A PREVIC responde: "Não, dado o caráter contratual e privado da previdência complementar fechada, observados os limites de solvência e equilíbrio econômico-financeiro e atuarial, previstos na LC 109."

E a SPPC (para corrigir a PREVIC?!) fez questão de esclarecer o seguinte:
"Ressalte-se que a Reserva Especial não é destinada exclusivamente à melhoria de benefícios, sendo essa uma das possibilidades de sua utilização haja vista que as reservas foram constituídas por patrocinadoras, participantes e assistidos para atender as compromissos CONTRATADOS."

Esta afirmação é graciosa. Nada no texto da lei a autoriza. Ao contrário, ela afronta o texto da Lei. A Lei, já demonstramos em artigo anterior, aplica o PRINCÍPIO DA EQUIDADE onde pode e deve ser aplicado, isto é, no lado das CONTRIBUIÇÕES, onde o Patrocinador, mesmo o de DIREITO PÚBLICO, ingressa porque lhe interessa, a fim de comprar, através desse PRÊMIO, precisamente EXIMIR-SE DE INGRESSAR NAQUELA OUTRA RELAÇÃO, a saber, a DE RESPONSABILIZAR-SE POR BENEFÍCIOS PREVIDENCIÁRIOS, aposentadoria e pensões. Essa responsabilidade ele lançou nos ombros da EFPC, mediante um contrato de natureza securitária. A RESPONSABILIDADE DE ADMINISTRAR E PAGAR BENEFÍCIOS PREVIDENCIÁRIOS É RESPONSABILIDADE SOLITARIA DA EFPC. As Contribuições entram na EFPC transformando-se em PROPRIEDADE PRIVADA da EFPC, mesmo que sejam contribuições de entidades do DIREITO PÚBLICO. PATROCINADOR NÃO É SÓCIO DA EFPC. Não participa dos resultados da EFPC e, por isso, não há razão alguma para se falar de PRINCÍPIO DE EQUIDADE. A EFPC é a proprietária solitária das RESERVAS PREVIDENCIÁRIAS. PARA ISSO EXATAMENTE ELA FOI CRIADA PELA LEI E PELO LEGISLADOR. Ufa! Tem coisa mais clara?! NÃO EXISTE PATROCINADOR DE EFPC. EXISTE PATROCINADOR DE PLANO DE BENEFÍCIOS, através de um contrato, de natureza securitário, entre uma EMPRESA com uma EFPC.

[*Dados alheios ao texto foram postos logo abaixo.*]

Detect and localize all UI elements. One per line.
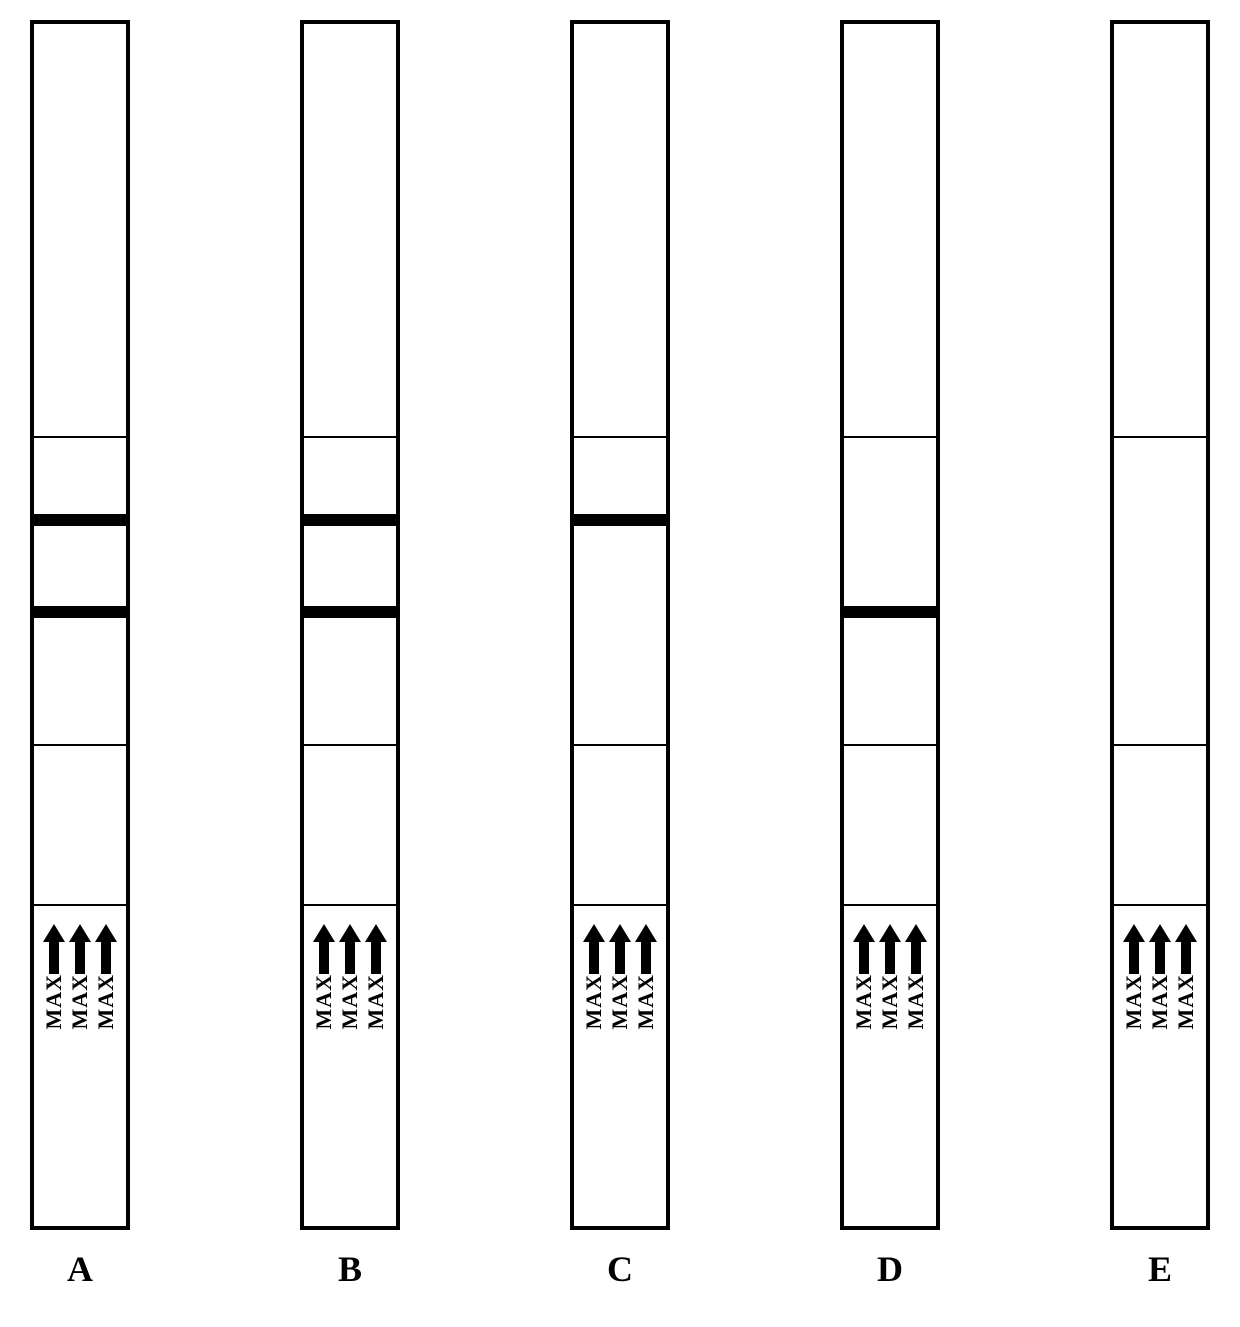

E quanto aos benefícios CONTRATADOS, que ressalta a SPPC, esses benefícios, observe-se antes de qualquer outra coisa, só podem ser PREVIDENCIÁRIOS, por tudo que expusemos acima e, como vimos, a própria PREVIC reconhece. Portanto, NÃO PODEM SER PAGOS A PATROCINADOR, pessoa jurídica. Claro que os benefícios têm um limite contratual, mas, não legal, como bem o afirmou a PREVIC. E como até a própria SPPC reconhece, esse limite contratual pode ser aumentado, tanto que a própria SPPC advoga-lhe a distribuição da metade do superávit pelos participantes, sob o disfarce de "Reversão de Valores". Se pode ser aumentado da metade do valor do superávit, por que não pode pela sua integralidade? Isso não tem lógica.

Assim, esse argumento de sobras de recursos para justificar a "Reversão de Valores" é falacioso (é um raciocínio falso que simula a veracidade), é perverso (em desacordo com a Constituição e as LC 108 e 109) e é absurdo (destituído de lógica).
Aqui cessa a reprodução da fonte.